To explore practical computer vision with clear output
I wanted a project where machine learning results are immediately visible, measurable, and useful, which makes super-resolution a strong way to study applied computer vision.
Machine learning project
Upscale is a super-resolution image project focused on reconstructing sharper, higher-resolution detail from lower-resolution inputs using convolutional neural networks. It sits at the intersection of computer vision, restoration, and practical AI-assisted image enhancement.
Project focus
The goal is to move beyond conventional image scaling by learning how edges, textures, and structure should be reconstructed from degraded input data.
The project targets low-resolution imagery and aims to recover cleaner detail than traditional interpolation methods can provide.
Upscale explores learning-based image reconstruction rather than fixed mathematical scaling rules.
The intent is to produce images that look more convincing for restoration pipelines, graphics workflows, and general enhancement tasks.
I wanted a project where machine learning results are immediately visible, measurable, and useful, which makes super-resolution a strong way to study applied computer vision.
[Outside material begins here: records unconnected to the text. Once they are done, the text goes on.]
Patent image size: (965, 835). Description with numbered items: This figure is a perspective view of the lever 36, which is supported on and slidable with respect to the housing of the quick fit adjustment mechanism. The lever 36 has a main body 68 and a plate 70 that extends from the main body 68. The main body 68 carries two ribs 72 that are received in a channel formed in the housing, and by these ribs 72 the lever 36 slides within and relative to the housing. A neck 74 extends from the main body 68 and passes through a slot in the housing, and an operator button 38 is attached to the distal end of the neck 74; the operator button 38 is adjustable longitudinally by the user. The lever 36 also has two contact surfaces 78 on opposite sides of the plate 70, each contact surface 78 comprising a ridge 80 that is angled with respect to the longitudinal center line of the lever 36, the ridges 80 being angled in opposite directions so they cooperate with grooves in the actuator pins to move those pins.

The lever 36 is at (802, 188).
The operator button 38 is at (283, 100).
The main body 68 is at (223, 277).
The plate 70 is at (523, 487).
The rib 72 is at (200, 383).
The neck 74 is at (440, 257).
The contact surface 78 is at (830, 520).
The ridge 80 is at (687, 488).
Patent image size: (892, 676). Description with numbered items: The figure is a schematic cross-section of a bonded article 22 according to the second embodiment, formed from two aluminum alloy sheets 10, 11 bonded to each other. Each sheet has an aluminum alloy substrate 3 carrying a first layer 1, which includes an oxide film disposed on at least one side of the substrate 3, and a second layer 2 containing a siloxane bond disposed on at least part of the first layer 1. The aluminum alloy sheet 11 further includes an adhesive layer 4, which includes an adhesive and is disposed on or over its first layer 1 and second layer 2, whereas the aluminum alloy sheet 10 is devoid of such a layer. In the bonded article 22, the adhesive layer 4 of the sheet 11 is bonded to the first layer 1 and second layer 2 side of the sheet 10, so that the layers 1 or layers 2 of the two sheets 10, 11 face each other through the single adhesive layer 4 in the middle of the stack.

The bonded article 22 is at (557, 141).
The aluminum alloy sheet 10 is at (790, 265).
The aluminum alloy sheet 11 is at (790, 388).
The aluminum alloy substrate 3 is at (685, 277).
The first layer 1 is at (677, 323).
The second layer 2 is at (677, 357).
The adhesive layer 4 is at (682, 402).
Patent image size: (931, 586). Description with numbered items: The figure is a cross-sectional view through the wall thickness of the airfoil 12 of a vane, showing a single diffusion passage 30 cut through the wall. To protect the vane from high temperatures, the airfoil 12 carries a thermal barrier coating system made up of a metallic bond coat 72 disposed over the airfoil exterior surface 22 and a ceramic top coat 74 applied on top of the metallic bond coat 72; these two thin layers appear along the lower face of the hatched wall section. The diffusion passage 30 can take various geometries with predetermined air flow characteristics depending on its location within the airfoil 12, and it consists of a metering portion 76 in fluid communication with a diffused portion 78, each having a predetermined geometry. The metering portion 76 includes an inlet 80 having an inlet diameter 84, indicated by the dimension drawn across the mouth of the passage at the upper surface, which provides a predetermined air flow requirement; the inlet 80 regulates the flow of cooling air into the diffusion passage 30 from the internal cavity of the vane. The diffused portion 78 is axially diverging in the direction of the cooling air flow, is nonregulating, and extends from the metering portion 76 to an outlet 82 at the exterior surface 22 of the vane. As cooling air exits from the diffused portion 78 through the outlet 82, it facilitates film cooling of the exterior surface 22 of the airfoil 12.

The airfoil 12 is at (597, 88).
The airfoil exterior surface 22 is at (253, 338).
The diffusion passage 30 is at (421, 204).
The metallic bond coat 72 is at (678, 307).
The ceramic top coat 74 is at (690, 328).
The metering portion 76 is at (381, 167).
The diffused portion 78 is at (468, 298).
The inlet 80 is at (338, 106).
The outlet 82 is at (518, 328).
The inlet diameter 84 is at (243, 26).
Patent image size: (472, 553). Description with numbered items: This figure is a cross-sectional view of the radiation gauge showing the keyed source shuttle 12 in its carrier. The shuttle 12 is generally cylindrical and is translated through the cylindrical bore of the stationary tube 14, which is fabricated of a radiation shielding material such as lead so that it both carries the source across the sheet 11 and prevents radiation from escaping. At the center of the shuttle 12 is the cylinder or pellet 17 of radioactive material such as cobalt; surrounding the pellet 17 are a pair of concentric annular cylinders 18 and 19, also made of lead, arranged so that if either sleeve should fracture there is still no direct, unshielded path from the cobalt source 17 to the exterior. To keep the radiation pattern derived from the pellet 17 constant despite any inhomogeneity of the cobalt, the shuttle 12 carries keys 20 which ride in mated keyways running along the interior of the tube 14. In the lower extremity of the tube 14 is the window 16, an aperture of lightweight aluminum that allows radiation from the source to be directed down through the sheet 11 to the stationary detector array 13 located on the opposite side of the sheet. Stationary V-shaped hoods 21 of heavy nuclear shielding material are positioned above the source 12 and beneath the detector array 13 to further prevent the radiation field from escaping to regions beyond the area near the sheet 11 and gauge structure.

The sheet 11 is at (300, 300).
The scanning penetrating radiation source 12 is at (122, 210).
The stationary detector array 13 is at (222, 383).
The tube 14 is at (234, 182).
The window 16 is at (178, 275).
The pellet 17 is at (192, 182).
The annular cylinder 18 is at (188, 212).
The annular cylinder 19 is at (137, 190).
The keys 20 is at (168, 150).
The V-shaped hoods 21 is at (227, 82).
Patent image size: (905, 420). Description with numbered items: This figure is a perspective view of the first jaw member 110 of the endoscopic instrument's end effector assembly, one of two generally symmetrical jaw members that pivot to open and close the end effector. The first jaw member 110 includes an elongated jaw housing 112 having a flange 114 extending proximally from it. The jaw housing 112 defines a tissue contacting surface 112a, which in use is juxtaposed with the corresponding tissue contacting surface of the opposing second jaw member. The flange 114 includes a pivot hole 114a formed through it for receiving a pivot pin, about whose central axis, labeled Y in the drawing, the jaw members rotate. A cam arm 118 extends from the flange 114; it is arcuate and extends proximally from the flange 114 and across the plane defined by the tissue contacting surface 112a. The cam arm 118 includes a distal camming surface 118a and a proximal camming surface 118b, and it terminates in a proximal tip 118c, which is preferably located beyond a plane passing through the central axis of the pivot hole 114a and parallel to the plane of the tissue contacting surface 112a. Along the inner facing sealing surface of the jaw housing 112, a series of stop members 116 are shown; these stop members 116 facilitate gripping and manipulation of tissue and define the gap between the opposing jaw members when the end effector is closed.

The project centres on a convolutional super-resolution workflow with supporting code for image preparation, training, evaluation, and output comparison.
The challenge is not simply enlarging an image, but producing reconstructions that keep edges and textures convincing instead of noisy, over-smoothed, or artificially harsh.
Upscale highlights how important dataset choice, output inspection, and practical comparison are when building ML systems that need to look good as well as score well.
The natural next steps are stronger model iteration, clearer side-by-side output comparison, and a cleaner path from experimental ML code to a usable enhancement tool.
Upscale learns how to infer edges, fine textures, and structures that are typically lost when an image is downscaled or heavily compressed.
Instead of simply filling in pixels with a standard scaling rule, the model is intended to learn higher-quality visual reconstruction patterns.
The project sits in a space that is useful for restoration, visual cleanup, graphics pipelines, and AI-assisted enhancement tools.
Why it matters
Upscale is both a working software project and an exploration of the core ideas behind modern image enhancement. It offers a concrete way to examine how neural networks learn visual structure, how models generalise, and where AI-based reconstruction can outperform classic upscaling methods.
Useful for understanding how deep learning is applied to image data rather than only text or classification.
Especially relevant where image quality has been reduced by compression, scaling, or older capture pipelines.
A strong base for later tooling around batch enhancement, visual comparison, and user-facing AI-assisted image workflows.